A Fabi não viu mais o Galo, mas viu Lula presidente (era importante pra ela que houvesse um país a deixar para o Francisco). Viu o Francisco um homem, ainda que uma miragem. E esperou pra me ver, já sem de fato ver, no último dia do hospital. Eu olhei pra ela, tentando fazê-la mirar os meus olhos, e soube do que se tratava. Lembrei os nossos 100 dias de hospitais e clínicas (teriam sido 200? 300?). A primeira tomografia nas minhas mãos, 8 da noite de um Réveillon, o diagnóstico chocante, a expectativa de vida na mensagem do médico, meu aniversário de 48 anos no hospital, meu aniversário de 49 anos no hospital, o Galo campeão no hospital.
A conversa com o Francisco: é irreversível, neguinho, a mamãe agora estará em cuidados apenas paliativos. Ele ficou paralisado, como que em estado de choque. Meu amor, a mamãe morreu.
Um amigo indigenista informa: há um povo que só considera que alguém morreu quando morre a última pessoa que se lembra da pessoa morta. “A vida sempre vence a morte”, me lembro do Chico Pinheiro falando da Páscoa quando deram o Lula por morto, na sua prisão.

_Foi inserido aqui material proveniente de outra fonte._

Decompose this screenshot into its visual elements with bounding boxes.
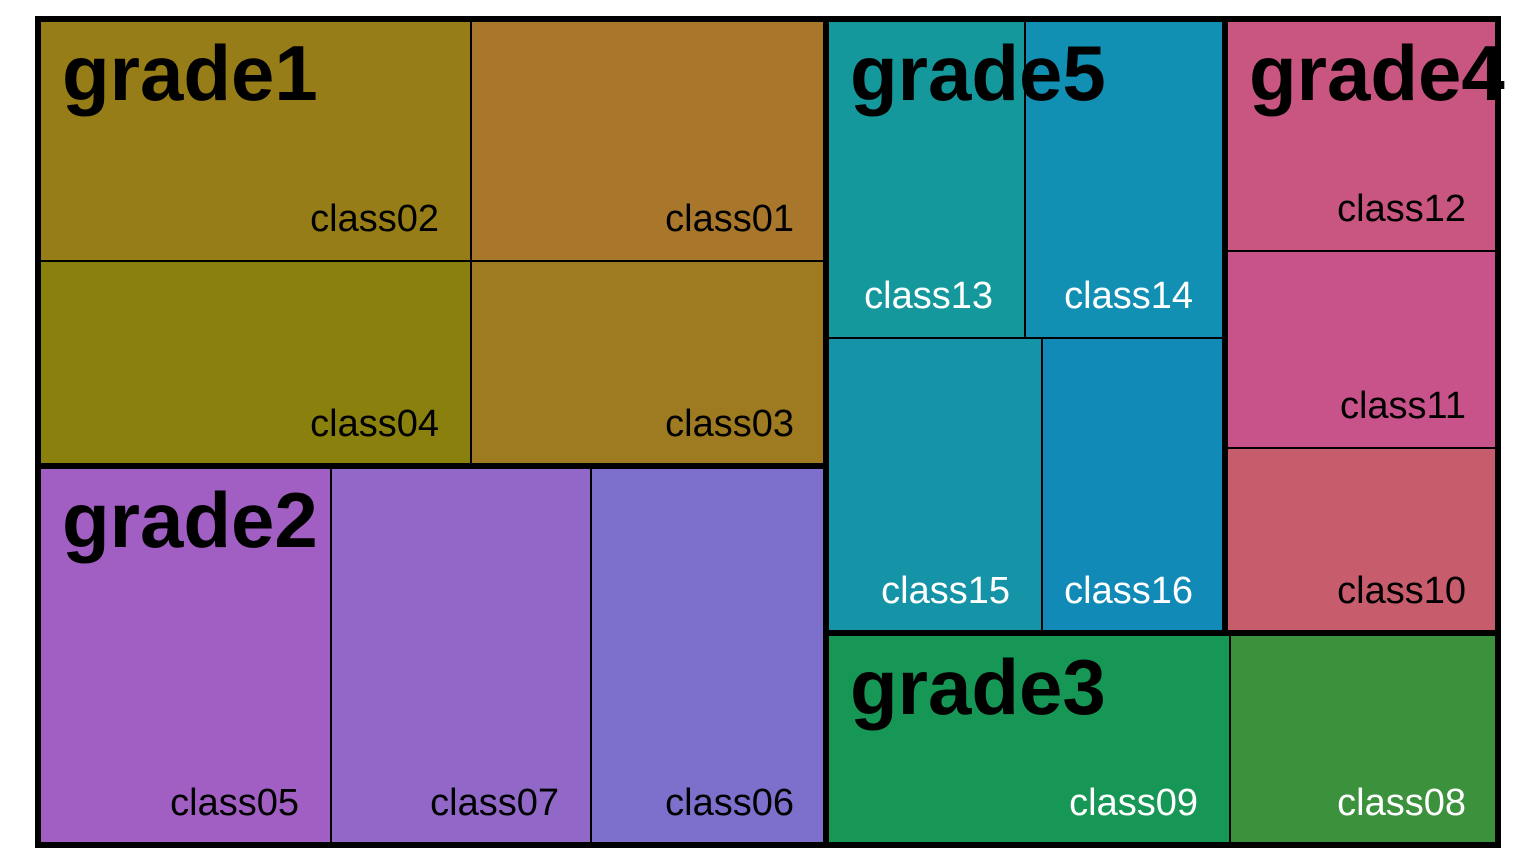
group-border-grade3 [823,630,1501,848]
treemap-cell-class05 [37,465,332,846]
treemap-cell-class04 [37,260,472,467]
treemap-cell-class09 [825,632,1231,846]
treemap-cell-class11 [1224,250,1499,449]
cell-label-class15: class15 [881,570,1010,612]
labels-layer: class02 class01 class04 class03 grade1 class0… [62,29,1505,824]
treemap-cell-class01 [470,18,827,262]
group-label-grade5: grade5 [850,29,1106,117]
treemap-cell-class06 [590,465,827,846]
cell-label-class05: class05 [170,782,299,824]
cell-label-class14: class14 [1064,275,1193,317]
cell-label-class09: class09 [1069,782,1198,824]
group-label-grade1: grade1 [62,29,318,117]
cell-label-class10: class10 [1337,570,1466,612]
cell-label-class03: class03 [665,403,794,445]
group-borders-layer [35,16,1501,848]
treemap-cell-class08 [1229,632,1499,846]
cells-layer [37,18,1499,846]
cell-label-class06: class06 [665,782,794,824]
cell-label-class16: class16 [1064,570,1193,612]
cell-label-class04: class04 [310,403,439,445]
cell-label-class11: class11 [1340,385,1466,427]
treemap-cell-class07 [330,465,592,846]
group-label-grade2: grade2 [62,476,318,564]
group-label-grade4: grade4 [1249,29,1505,117]
cell-label-class08: class08 [1337,782,1466,824]
treemap-cell-class02 [37,18,472,262]
treemap-cell-class13 [825,18,1026,339]
cell-label-class12: class12 [1337,188,1466,230]
cell-label-class13: class13 [864,275,993,317]
group-label-grade3: grade3 [850,643,1106,731]
cell-label-class01: class01 [665,198,794,240]
treemap-cell-class10 [1224,447,1499,634]
cell-label-class07: class07 [430,782,559,824]
treemap-cell-class15 [825,337,1043,634]
treemap-cell-class12 [1224,18,1499,252]
cell-label-class02: class02 [310,198,439,240]
treemap-cell-class03 [470,260,827,467]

Então me lembro do nosso primeiro beijo, na roda de samba da praça Roosevelt. A primeira vez que ela me mostrou Caraíva, ainda sem luz. O parto. A casa do Butantã. A casa da Vila Mariana. O apartamento da Bela Cintra. O de Perdizes. A casa onde estou. Os cachorros que se foram e os que estão vivos. O seu preferido, o estranho Fantasminha. Agora, na lousa em que ela anotava a lista do supermercado, permanece anotado com a esferográfica vermelha: “Bom fim de semana. Fabi. Mummy”.
É como a velha fotografia aérea que o Ferreira Gullar viu nos arquivos mortos que, funcionário público, tinha sido incumbido de eliminar. Mas ele, menino em São Luiz do Maranhão, devia estar lá embaixo (“Eu devo ter ouvido aquela tarde um avião passar”), “àquela hora dos legumes que ficaram sem vender, no sistema de cheiros e negócios do nosso Mercado Velho”. Agora tinha o papel em suas mãos, como a lousa na parede. “O papel que (se quisermos) podemos rasgar.”
Obrigado por tudo, Fabizinha, por tanto e por todos. Vou mandar fazer uma camisa do Galo escrito seu nome, para que você vá aos jogos e agradeça a essa gente maravilhosa. Francisco vai ficar com aquela sua assinada pelo Ronaldinho, usufruto deste que vos fala. Vou criar o bichinho como você faria. Cuide da gente. Peça ao homem aí em cima que nos livre da maldade das pessoas boas. São as piores.
Vamos fazer um samba em Caraíva. Vamos chamar o Caraivana e todos os amigos. Vamos enterrar umas coisinhas suas embaixo do cajueiro, para que você se espalhe por seus troncos, eternos, e abrace a gente com sua copa gigante. Você estará viva no Francisco e em cada gol do Galo, afinal a nossa religião. Obrigado por existir em nossas vidas. Seremos felizes em sua homenagem.